In 1703 the signing of the Methuen Treaty between England and Portugal gave further encouragement to the Port wine business, establishing that Portuguese wines imported into England should pay one third less duty than those from France. More importantly, the Port wines produced in the Douro Valley were also much more to the taste of the English consumer than the ‘red Portugal’ of the Minho.
English and Scottish merchants were not alone in trading in Port wine. Dutch and German families were also involved in the business. However, the overwhelming importance of the English market meant that the British merchants predominated.
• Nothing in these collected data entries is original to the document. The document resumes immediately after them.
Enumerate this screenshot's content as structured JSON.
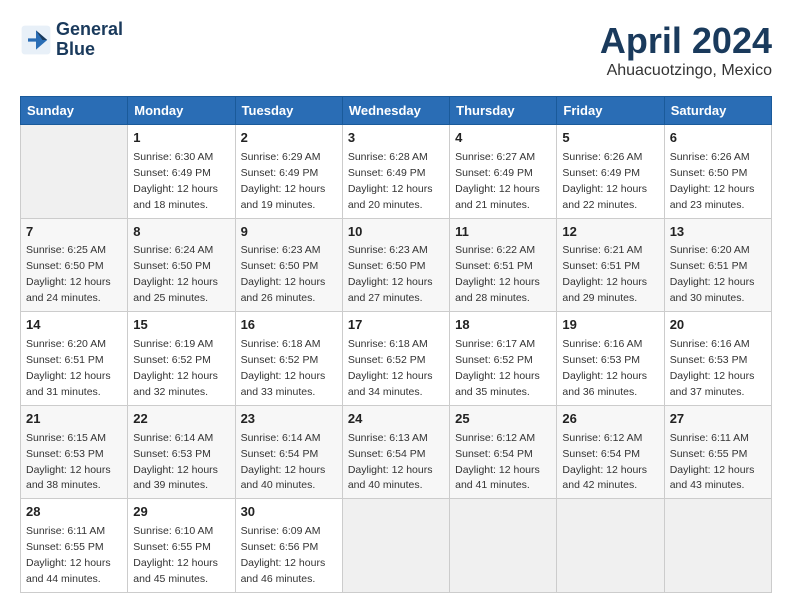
{
  "header": {
    "logo_line1": "General",
    "logo_line2": "Blue",
    "month": "April 2024",
    "location": "Ahuacuotzingo, Mexico"
  },
  "weekdays": [
    "Sunday",
    "Monday",
    "Tuesday",
    "Wednesday",
    "Thursday",
    "Friday",
    "Saturday"
  ],
  "weeks": [
    [
      {
        "day": null,
        "sunrise": null,
        "sunset": null,
        "daylight": null
      },
      {
        "day": "1",
        "sunrise": "Sunrise: 6:30 AM",
        "sunset": "Sunset: 6:49 PM",
        "daylight": "Daylight: 12 hours and 18 minutes."
      },
      {
        "day": "2",
        "sunrise": "Sunrise: 6:29 AM",
        "sunset": "Sunset: 6:49 PM",
        "daylight": "Daylight: 12 hours and 19 minutes."
      },
      {
        "day": "3",
        "sunrise": "Sunrise: 6:28 AM",
        "sunset": "Sunset: 6:49 PM",
        "daylight": "Daylight: 12 hours and 20 minutes."
      },
      {
        "day": "4",
        "sunrise": "Sunrise: 6:27 AM",
        "sunset": "Sunset: 6:49 PM",
        "daylight": "Daylight: 12 hours and 21 minutes."
      },
      {
        "day": "5",
        "sunrise": "Sunrise: 6:26 AM",
        "sunset": "Sunset: 6:49 PM",
        "daylight": "Daylight: 12 hours and 22 minutes."
      },
      {
        "day": "6",
        "sunrise": "Sunrise: 6:26 AM",
        "sunset": "Sunset: 6:50 PM",
        "daylight": "Daylight: 12 hours and 23 minutes."
      }
    ],
    [
      {
        "day": "7",
        "sunrise": "Sunrise: 6:25 AM",
        "sunset": "Sunset: 6:50 PM",
        "daylight": "Daylight: 12 hours and 24 minutes."
      },
      {
        "day": "8",
        "sunrise": "Sunrise: 6:24 AM",
        "sunset": "Sunset: 6:50 PM",
        "daylight": "Daylight: 12 hours and 25 minutes."
      },
      {
        "day": "9",
        "sunrise": "Sunrise: 6:23 AM",
        "sunset": "Sunset: 6:50 PM",
        "daylight": "Daylight: 12 hours and 26 minutes."
      },
      {
        "day": "10",
        "sunrise": "Sunrise: 6:23 AM",
        "sunset": "Sunset: 6:50 PM",
        "daylight": "Daylight: 12 hours and 27 minutes."
      },
      {
        "day": "11",
        "sunrise": "Sunrise: 6:22 AM",
        "sunset": "Sunset: 6:51 PM",
        "daylight": "Daylight: 12 hours and 28 minutes."
      },
      {
        "day": "12",
        "sunrise": "Sunrise: 6:21 AM",
        "sunset": "Sunset: 6:51 PM",
        "daylight": "Daylight: 12 hours and 29 minutes."
      },
      {
        "day": "13",
        "sunrise": "Sunrise: 6:20 AM",
        "sunset": "Sunset: 6:51 PM",
        "daylight": "Daylight: 12 hours and 30 minutes."
      }
    ],
    [
      {
        "day": "14",
        "sunrise": "Sunrise: 6:20 AM",
        "sunset": "Sunset: 6:51 PM",
        "daylight": "Daylight: 12 hours and 31 minutes."
      },
      {
        "day": "15",
        "sunrise": "Sunrise: 6:19 AM",
        "sunset": "Sunset: 6:52 PM",
        "daylight": "Daylight: 12 hours and 32 minutes."
      },
      {
        "day": "16",
        "sunrise": "Sunrise: 6:18 AM",
        "sunset": "Sunset: 6:52 PM",
        "daylight": "Daylight: 12 hours and 33 minutes."
      },
      {
        "day": "17",
        "sunrise": "Sunrise: 6:18 AM",
        "sunset": "Sunset: 6:52 PM",
        "daylight": "Daylight: 12 hours and 34 minutes."
      },
      {
        "day": "18",
        "sunrise": "Sunrise: 6:17 AM",
        "sunset": "Sunset: 6:52 PM",
        "daylight": "Daylight: 12 hours and 35 minutes."
      },
      {
        "day": "19",
        "sunrise": "Sunrise: 6:16 AM",
        "sunset": "Sunset: 6:53 PM",
        "daylight": "Daylight: 12 hours and 36 minutes."
      },
      {
        "day": "20",
        "sunrise": "Sunrise: 6:16 AM",
        "sunset": "Sunset: 6:53 PM",
        "daylight": "Daylight: 12 hours and 37 minutes."
      }
    ],
    [
      {
        "day": "21",
        "sunrise": "Sunrise: 6:15 AM",
        "sunset": "Sunset: 6:53 PM",
        "daylight": "Daylight: 12 hours and 38 minutes."
      },
      {
        "day": "22",
        "sunrise": "Sunrise: 6:14 AM",
        "sunset": "Sunset: 6:53 PM",
        "daylight": "Daylight: 12 hours and 39 minutes."
      },
      {
        "day": "23",
        "sunrise": "Sunrise: 6:14 AM",
        "sunset": "Sunset: 6:54 PM",
        "daylight": "Daylight: 12 hours and 40 minutes."
      },
      {
        "day": "24",
        "sunrise": "Sunrise: 6:13 AM",
        "sunset": "Sunset: 6:54 PM",
        "daylight": "Daylight: 12 hours and 40 minutes."
      },
      {
        "day": "25",
        "sunrise": "Sunrise: 6:12 AM",
        "sunset": "Sunset: 6:54 PM",
        "daylight": "Daylight: 12 hours and 41 minutes."
      },
      {
        "day": "26",
        "sunrise": "Sunrise: 6:12 AM",
        "sunset": "Sunset: 6:54 PM",
        "daylight": "Daylight: 12 hours and 42 minutes."
      },
      {
        "day": "27",
        "sunrise": "Sunrise: 6:11 AM",
        "sunset": "Sunset: 6:55 PM",
        "daylight": "Daylight: 12 hours and 43 minutes."
      }
    ],
    [
      {
        "day": "28",
        "sunrise": "Sunrise: 6:11 AM",
        "sunset": "Sunset: 6:55 PM",
        "daylight": "Daylight: 12 hours and 44 minutes."
      },
      {
        "day": "29",
        "sunrise": "Sunrise: 6:10 AM",
        "sunset": "Sunset: 6:55 PM",
        "daylight": "Daylight: 12 hours and 45 minutes."
      },
      {
        "day": "30",
        "sunrise": "Sunrise: 6:09 AM",
        "sunset": "Sunset: 6:56 PM",
        "daylight": "Daylight: 12 hours and 46 minutes."
      },
      {
        "day": null,
        "sunrise": null,
        "sunset": null,
        "daylight": null
      },
      {
        "day": null,
        "sunrise": null,
        "sunset": null,
        "daylight": null
      },
      {
        "day": null,
        "sunrise": null,
        "sunset": null,
        "daylight": null
      },
      {
        "day": null,
        "sunrise": null,
        "sunset": null,
        "daylight": null
      }
    ]
  ]
}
The second decade of the 18th century was the start of thirty years of rapid growth in shipments of Port wine and a period of great prosperity for both the producers in the Douro Valley and the Port wine shippers in Oporto. However, as time passed, this rapid growth in demand gradually gave rise to speculation in the trade and fraudulent practices such as the addition of elderberry, known as baga, to poor wines to give them colour and the illusion of quality. Further complications arose in the 1750s, which saw a sharp fall in demand and overproduction in the Douro Valley. In 1756, the Marquis of Pombal, Portugal’s prime minister whose influence and power had been enhanced by his handling of the catastrophic earthquake which had destroyed most of the city of Lisbon the previous year, stepped in to restore order.
Pombal immediately established state control over the Port wine trade in the form of a company, the Companhia Geral da Agricultura das Vinhas do Alto Douro (later known as the Real Companhia or Companhia Velha), with a monopoly on trade with England and Brazil as well as the production and sale of brandy in the north of Portugal. In the same year, the boundaries of the Port vineyard area were demarcated and marked out with 335 stone pillars, known as marcos pombalinos. In 1757 the first comprehensive classification of the Port vineyards was carried out (almost a century before a similar exercise was carried out in Bordeaux). Those producing the finest wines, known as vinhos de feitoria, were allowed to sell their wines for export and demand a higher price, whilst those making wines of more modest quality, called vinhos de ramo, were restricted to the domestic market. Measures were taken, such as the eradication of the elderberry tree within the demarcation, to curb the most common abuses.
The draconian actions of the Marquis of Pombal and the monopoly company, although unpopular at the time, resulted in an improvement in the quality of Port wine and ushered in a new era of growth and prosperity for both producers and shippers. In establishing the geographical limits of the Port vineyards, classifying them according to quality and establishing standards for the production of the wine, Pombal was a visionary precursor of the modern concept of an AOC (appellation d’origine contrôlée).
These pioneering measures laid the foundations for today’s legislation which is one of the most sophisticated of any classic wine region.